Country music, Americana, and its influences are woven throughout the album, and Bell is unapologetic about asserting her claim to it. “I think exclusion comes from a lack of information, a lack of seeking information” Bell says. “Because country is gospel is Americana. It’s all roots music. I feel like genre is just a way to segregate your ears. People of color made country albums, and the gatekeepers just kept them out of it because they were not framed in the way that country is framed. I don’t subscribe to it. I just like good songs.” 

Shattering conventions is always something that Bell keeps in mind. The presence of a Black woman, guitar in hand, singing about her truth (“Walk[ing] in the world as if I deserve to be here,” as Bell explains), is always going to shatter some expectations. “If you’ve only ever seen white people play country music,” Bell says. “Then it’s going to be a very stark contrast when a Black woman does it. You’re going to instinctually not call it country music. Americana is as much a right and an origin story for Black people as it is for [anyone else].”
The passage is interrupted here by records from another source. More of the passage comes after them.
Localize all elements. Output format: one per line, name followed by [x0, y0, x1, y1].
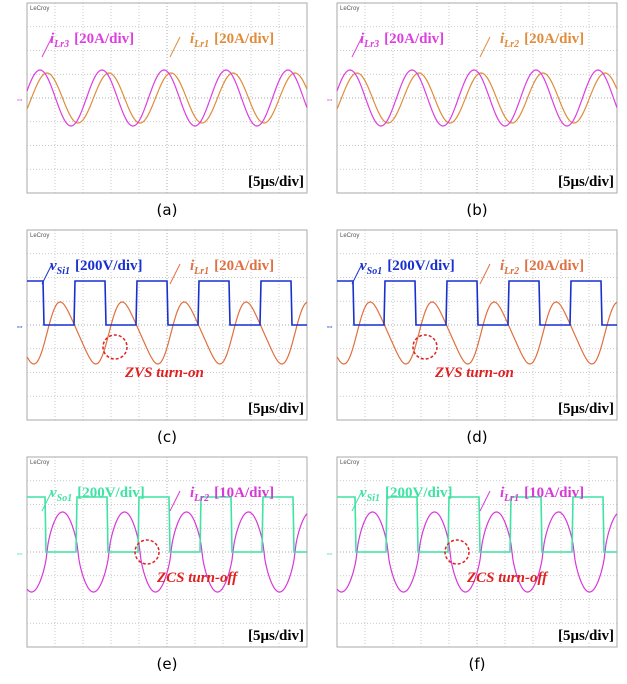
- trace-subscript: Lr1: [193, 39, 209, 50]
- ground-marker: ⇔: [325, 548, 334, 558]
- trace-scale: [200V/div]: [77, 485, 145, 501]
- caption: (d): [466, 428, 487, 446]
- panel: LeCroy⇔vSo1[200V/div]iLr2[20A/div]ZVS tu…: [325, 230, 617, 446]
- panel: LeCroy⇔vSi1[200V/div]iLr1[10A/div]ZCS tu…: [325, 457, 617, 673]
- trace-subscript: Lr1: [193, 266, 209, 277]
- trace-subscript: Lr2: [193, 493, 209, 504]
- timebase: [5μs/div]: [248, 628, 304, 644]
- figure: LeCroy⇔iLr3[20A/div]iLr1[20A/div][5μs/di…: [0, 0, 627, 684]
- annotation: ZCS turn-off: [156, 570, 239, 586]
- trace-subscript: So1: [367, 266, 383, 277]
- trace-scale: [200V/div]: [75, 258, 143, 274]
- trace-scale: [20A/div]: [74, 31, 134, 47]
- timebase: [5μs/div]: [558, 628, 614, 644]
- panel: LeCroy⇔iLr3[20A/div]iLr1[20A/div][5μs/di…: [15, 3, 307, 219]
- trace-scale: [200V/div]: [387, 258, 455, 274]
- brand: LeCroy: [340, 460, 359, 466]
- annotation: ZVS turn-on: [434, 365, 514, 381]
- trace-scale: [20A/div]: [384, 31, 444, 47]
- trace-scale: [10A/div]: [524, 485, 584, 501]
- caption: (b): [466, 201, 487, 219]
- trace-subscript: So1: [57, 493, 73, 504]
- panel: LeCroy⇔vSi1[200V/div]iLr1[20A/div]ZVS tu…: [15, 230, 307, 446]
- trace-scale: [20A/div]: [214, 31, 274, 47]
- trace-scale: [20A/div]: [524, 31, 584, 47]
- timebase: [5μs/div]: [558, 174, 614, 190]
- trace-subscript: Si1: [367, 493, 380, 504]
- brand: LeCroy: [340, 6, 359, 12]
- ground-marker: ⇔: [15, 94, 24, 104]
- timebase: [5μs/div]: [248, 174, 304, 190]
- timebase: [5μs/div]: [248, 401, 304, 417]
- trace-scale: [20A/div]: [214, 258, 274, 274]
- caption: (c): [157, 428, 177, 446]
- trace-subscript: Lr3: [53, 39, 69, 50]
- timebase: [5μs/div]: [558, 401, 614, 417]
- page: LeCroy⇔iLr3[20A/div]iLr1[20A/div][5μs/di…: [0, 0, 627, 684]
- brand: LeCroy: [30, 460, 49, 466]
- caption: (f): [469, 655, 486, 673]
- panel: LeCroy⇔iLr3[20A/div]iLr2[20A/div][5μs/di…: [325, 3, 617, 219]
- brand: LeCroy: [30, 6, 49, 12]
- ground-marker: ⇔: [325, 94, 334, 104]
- trace-subscript: Lr2: [503, 39, 519, 50]
- trace-subscript: Lr3: [363, 39, 379, 50]
- caption: (a): [157, 201, 178, 219]
- brand: LeCroy: [340, 233, 359, 239]
- ground-marker: ⇔: [15, 548, 24, 558]
- trace-scale: [10A/div]: [214, 485, 274, 501]
- annotation: ZCS turn-off: [466, 570, 549, 586]
- trace-subscript: Lr2: [503, 266, 519, 277]
- trace-scale: [200V/div]: [385, 485, 453, 501]
- trace-subscript: Lr1: [503, 493, 519, 504]
- caption: (e): [157, 655, 178, 673]
- brand: LeCroy: [30, 233, 49, 239]
- trace-scale: [20A/div]: [524, 258, 584, 274]
- annotation: ZVS turn-on: [124, 365, 204, 381]
- ground-marker: ⇔: [15, 321, 24, 331]
- ground-marker: ⇔: [325, 321, 334, 331]
- trace-subscript: Si1: [57, 266, 70, 277]
- panel: LeCroy⇔vSo1[200V/div]iLr2[10A/div]ZCS tu…: [15, 457, 307, 673]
Bell sees her work as “having the courage to make space for yourself,” and that bravery is evident throughout the album. Full of songs that speak to the duelling qualities of strength and vulnerability—qualities she feels live in the same space—Anchors & Elephants is Bell’s personal statement. But she recognizes that the album also represents a communal understanding of growth and change—a feeling that she puts into her live performances. She tells me about the exchange, that moment when she and her audience are working together, each taking and giving as they need. “Performance is kind of a hindsight emotional understanding of what you’re doing,” she says. “When songs get in front of people, you have a moment to actually experience it through someone else’s eyes.”
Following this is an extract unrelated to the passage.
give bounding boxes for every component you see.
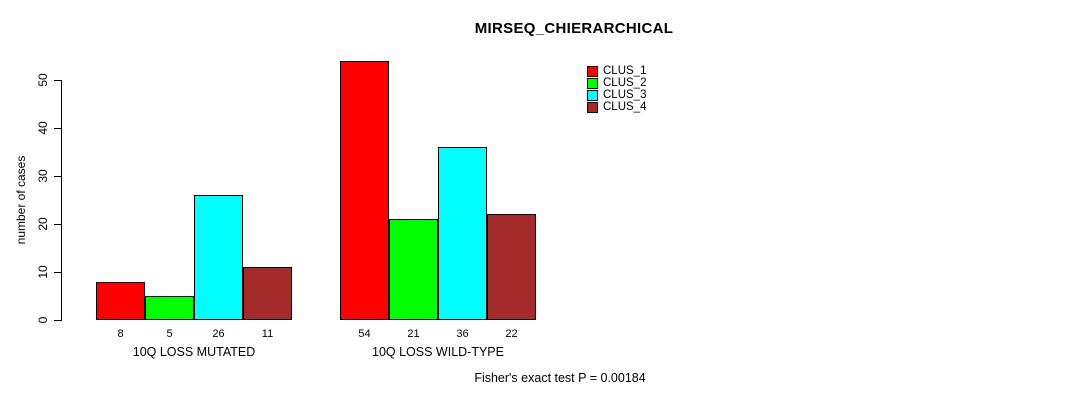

Reflecting on her work, on the exchange, on its value, Bell is confident about what this album represents. “On every level in every way I think I have grown,” she says. It is a lesson for me about who I am and who I’ve been.” The album, its reception, and its fans (Robert Glasper and Questlove among them) are all layers in her growth process. “My heart lies in storytelling,” Bell says. “Because I want people to know how beautiful life is—in its duality, in its multiplicity, in its nuance.”